Water & Ports
Industrial Commission Orders NO Industrial Action for 3 Months
- Details
- Published on Monday, 07 July, 2008
ASU members in civil maintenance have been ordered to refrain from all forms of industrial action until midnight 28 July 2008.
The orders are a response to members banning management’s requirement that they cross into other production areas to carry out their work.
Civil Maintenance management allocate work from 9 production areas that cover all of Sydney Water’s area of coverage. Until recently members were only required to work in their own production area, allowing them to build up strong local knowledge as well as keeping them close to important equipment. The arrangement also kept members close to the facilities in their local depot such as showers, dining rooms and toilets (bearing in mind that our members are often contaminated by raw human sewage and trade waste: read refuse from industry).
Management are now requiring members to ‘cross boundary areas’, into other production areas. Such a change means that members can no longer call on their local knowledge to perform their work efficiently, and this creates a potential danger as members have no idea which neighbourhoods may be more risky than others. In addition to being asked to work in foreign areas, members no longer have local access to the important facilities outlined above: meaning they can be hours away from a shower while being covered in human sewage.

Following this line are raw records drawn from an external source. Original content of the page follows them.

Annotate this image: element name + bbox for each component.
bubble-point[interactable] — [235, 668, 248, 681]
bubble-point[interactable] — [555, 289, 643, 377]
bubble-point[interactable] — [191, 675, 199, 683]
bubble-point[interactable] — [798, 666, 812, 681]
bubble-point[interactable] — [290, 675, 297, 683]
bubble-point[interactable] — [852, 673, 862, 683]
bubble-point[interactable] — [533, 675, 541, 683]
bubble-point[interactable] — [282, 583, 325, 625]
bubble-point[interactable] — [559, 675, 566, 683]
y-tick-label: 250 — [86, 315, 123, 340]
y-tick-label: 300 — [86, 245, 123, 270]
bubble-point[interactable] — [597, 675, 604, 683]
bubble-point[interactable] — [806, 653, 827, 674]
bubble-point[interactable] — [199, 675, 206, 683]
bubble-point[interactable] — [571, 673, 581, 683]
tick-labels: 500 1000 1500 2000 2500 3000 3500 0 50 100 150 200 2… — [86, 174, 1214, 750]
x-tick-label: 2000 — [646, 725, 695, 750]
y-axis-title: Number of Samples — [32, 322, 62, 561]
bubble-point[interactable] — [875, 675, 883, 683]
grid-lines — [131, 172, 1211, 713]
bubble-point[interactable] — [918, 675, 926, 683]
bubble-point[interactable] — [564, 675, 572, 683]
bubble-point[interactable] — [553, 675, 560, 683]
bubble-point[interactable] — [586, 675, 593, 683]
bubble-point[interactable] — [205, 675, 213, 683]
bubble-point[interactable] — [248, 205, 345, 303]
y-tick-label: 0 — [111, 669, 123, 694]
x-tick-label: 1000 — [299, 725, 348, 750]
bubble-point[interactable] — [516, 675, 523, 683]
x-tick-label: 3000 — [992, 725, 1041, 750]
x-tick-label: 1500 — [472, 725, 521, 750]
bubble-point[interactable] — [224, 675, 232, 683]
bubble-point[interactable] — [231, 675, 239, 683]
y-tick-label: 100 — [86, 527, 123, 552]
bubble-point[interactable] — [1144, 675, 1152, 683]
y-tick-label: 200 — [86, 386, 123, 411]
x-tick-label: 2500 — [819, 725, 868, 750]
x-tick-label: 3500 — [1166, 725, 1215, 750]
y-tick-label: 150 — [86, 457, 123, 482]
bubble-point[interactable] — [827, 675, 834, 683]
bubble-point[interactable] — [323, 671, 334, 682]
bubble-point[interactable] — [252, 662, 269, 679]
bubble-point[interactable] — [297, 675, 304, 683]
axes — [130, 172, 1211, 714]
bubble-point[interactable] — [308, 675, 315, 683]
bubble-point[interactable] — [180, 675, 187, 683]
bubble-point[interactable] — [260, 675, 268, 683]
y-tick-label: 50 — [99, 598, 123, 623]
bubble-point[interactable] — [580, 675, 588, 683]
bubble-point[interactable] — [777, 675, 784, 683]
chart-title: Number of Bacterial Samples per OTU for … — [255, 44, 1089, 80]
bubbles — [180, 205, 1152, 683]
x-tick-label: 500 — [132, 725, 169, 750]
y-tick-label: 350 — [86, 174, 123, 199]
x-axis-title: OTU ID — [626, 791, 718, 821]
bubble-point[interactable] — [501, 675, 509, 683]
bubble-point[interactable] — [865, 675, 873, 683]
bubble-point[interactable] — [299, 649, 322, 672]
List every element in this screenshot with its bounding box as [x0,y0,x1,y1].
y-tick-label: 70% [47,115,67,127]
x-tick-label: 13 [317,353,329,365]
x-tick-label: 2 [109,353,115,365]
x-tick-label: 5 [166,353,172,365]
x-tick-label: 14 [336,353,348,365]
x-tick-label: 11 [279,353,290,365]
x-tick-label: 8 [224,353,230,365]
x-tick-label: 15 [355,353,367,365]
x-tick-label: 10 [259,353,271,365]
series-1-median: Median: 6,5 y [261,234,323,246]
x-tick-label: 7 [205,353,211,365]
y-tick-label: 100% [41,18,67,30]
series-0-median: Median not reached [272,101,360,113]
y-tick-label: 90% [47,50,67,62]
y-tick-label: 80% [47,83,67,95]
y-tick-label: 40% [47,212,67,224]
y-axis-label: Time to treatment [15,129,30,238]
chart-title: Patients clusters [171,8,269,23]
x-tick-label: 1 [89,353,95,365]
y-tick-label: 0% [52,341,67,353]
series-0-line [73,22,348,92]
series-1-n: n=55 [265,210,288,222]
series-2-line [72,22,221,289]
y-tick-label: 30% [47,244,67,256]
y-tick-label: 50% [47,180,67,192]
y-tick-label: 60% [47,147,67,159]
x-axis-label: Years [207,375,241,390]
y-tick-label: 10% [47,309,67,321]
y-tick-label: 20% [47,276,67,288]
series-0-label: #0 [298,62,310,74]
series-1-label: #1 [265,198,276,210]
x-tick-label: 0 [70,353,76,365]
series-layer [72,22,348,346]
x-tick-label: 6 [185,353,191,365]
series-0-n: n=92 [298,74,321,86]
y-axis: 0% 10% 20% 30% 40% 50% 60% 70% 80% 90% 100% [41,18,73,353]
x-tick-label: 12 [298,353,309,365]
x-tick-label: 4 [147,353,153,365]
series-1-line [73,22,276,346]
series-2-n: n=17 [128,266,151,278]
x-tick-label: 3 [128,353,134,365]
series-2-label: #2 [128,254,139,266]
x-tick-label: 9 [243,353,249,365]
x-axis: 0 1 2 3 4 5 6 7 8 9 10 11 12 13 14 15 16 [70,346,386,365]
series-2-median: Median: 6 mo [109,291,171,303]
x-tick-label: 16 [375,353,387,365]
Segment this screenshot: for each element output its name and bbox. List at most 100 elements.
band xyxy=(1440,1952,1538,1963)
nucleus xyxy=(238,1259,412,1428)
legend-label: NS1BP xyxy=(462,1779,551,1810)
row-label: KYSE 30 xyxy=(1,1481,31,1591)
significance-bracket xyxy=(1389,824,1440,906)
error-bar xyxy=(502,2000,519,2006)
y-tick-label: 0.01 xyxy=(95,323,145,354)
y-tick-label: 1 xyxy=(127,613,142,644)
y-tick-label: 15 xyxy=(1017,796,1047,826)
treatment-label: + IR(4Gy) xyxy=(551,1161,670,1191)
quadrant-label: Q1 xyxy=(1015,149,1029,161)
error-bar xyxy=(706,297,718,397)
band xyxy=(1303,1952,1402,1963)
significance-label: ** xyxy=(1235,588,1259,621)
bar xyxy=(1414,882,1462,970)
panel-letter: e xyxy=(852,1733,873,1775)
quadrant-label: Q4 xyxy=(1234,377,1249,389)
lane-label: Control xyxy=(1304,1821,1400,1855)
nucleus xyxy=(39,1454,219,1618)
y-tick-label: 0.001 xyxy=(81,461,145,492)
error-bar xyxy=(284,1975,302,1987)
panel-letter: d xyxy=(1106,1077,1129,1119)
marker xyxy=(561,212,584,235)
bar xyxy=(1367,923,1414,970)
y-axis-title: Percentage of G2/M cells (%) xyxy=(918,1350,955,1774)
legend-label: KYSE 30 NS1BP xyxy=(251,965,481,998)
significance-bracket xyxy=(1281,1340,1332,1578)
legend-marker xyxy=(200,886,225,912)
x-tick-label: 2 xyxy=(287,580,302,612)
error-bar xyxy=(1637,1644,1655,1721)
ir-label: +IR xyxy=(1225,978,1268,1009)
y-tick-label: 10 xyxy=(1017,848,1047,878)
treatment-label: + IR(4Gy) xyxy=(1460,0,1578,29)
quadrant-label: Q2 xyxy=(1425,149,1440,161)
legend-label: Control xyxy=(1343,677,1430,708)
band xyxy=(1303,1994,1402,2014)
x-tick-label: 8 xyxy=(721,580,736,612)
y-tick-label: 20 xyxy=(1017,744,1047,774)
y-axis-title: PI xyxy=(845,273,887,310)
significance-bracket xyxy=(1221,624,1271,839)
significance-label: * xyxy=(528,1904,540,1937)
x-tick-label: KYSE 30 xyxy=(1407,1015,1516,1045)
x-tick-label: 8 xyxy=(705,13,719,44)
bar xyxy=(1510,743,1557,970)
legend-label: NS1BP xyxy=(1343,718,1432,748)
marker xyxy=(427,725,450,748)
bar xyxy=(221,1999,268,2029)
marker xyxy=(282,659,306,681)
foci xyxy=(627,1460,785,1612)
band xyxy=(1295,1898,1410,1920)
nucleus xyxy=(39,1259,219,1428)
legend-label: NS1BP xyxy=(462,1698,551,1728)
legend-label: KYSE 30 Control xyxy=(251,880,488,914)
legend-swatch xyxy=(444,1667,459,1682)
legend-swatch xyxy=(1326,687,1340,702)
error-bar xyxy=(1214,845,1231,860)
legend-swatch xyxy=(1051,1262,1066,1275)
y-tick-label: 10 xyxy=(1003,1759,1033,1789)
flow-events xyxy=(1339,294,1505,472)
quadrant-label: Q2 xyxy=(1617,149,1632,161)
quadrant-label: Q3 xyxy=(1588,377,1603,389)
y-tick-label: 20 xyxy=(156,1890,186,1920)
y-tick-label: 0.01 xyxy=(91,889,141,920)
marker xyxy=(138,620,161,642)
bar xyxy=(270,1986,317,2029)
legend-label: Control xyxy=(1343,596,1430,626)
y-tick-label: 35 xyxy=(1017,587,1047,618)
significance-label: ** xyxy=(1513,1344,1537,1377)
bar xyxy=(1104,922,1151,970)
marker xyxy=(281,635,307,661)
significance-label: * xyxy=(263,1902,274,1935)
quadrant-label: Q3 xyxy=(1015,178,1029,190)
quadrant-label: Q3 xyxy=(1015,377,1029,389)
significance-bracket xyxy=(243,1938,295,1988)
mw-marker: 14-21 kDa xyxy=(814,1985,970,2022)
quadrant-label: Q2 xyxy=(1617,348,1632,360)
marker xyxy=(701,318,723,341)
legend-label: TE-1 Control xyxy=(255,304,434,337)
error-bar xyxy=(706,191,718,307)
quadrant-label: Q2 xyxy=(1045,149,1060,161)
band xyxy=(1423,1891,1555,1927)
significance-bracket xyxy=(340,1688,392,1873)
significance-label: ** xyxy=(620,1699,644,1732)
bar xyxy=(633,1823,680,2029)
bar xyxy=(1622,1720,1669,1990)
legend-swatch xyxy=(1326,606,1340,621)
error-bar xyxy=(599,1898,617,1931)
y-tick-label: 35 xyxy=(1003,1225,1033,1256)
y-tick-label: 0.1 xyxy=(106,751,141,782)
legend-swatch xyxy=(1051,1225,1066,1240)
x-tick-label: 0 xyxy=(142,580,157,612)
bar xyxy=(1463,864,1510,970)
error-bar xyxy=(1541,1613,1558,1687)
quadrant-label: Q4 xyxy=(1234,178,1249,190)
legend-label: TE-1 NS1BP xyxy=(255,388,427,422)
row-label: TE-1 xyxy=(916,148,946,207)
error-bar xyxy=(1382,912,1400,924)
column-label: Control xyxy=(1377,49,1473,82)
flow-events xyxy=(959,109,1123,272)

As a result of these concerns, members banned the ‘crossing of boundary areas’. This ban stayed in place for more than a year until the IRC’s recent orders requiring the ban to be lifted. Members voted to comply with these orders. Members still believe strongly that the crossing of boundaries represents a risk to their health and safety and will continue to seek improvements to the work practice through a committee set up for this purpose called the Shift Monitoring Committee.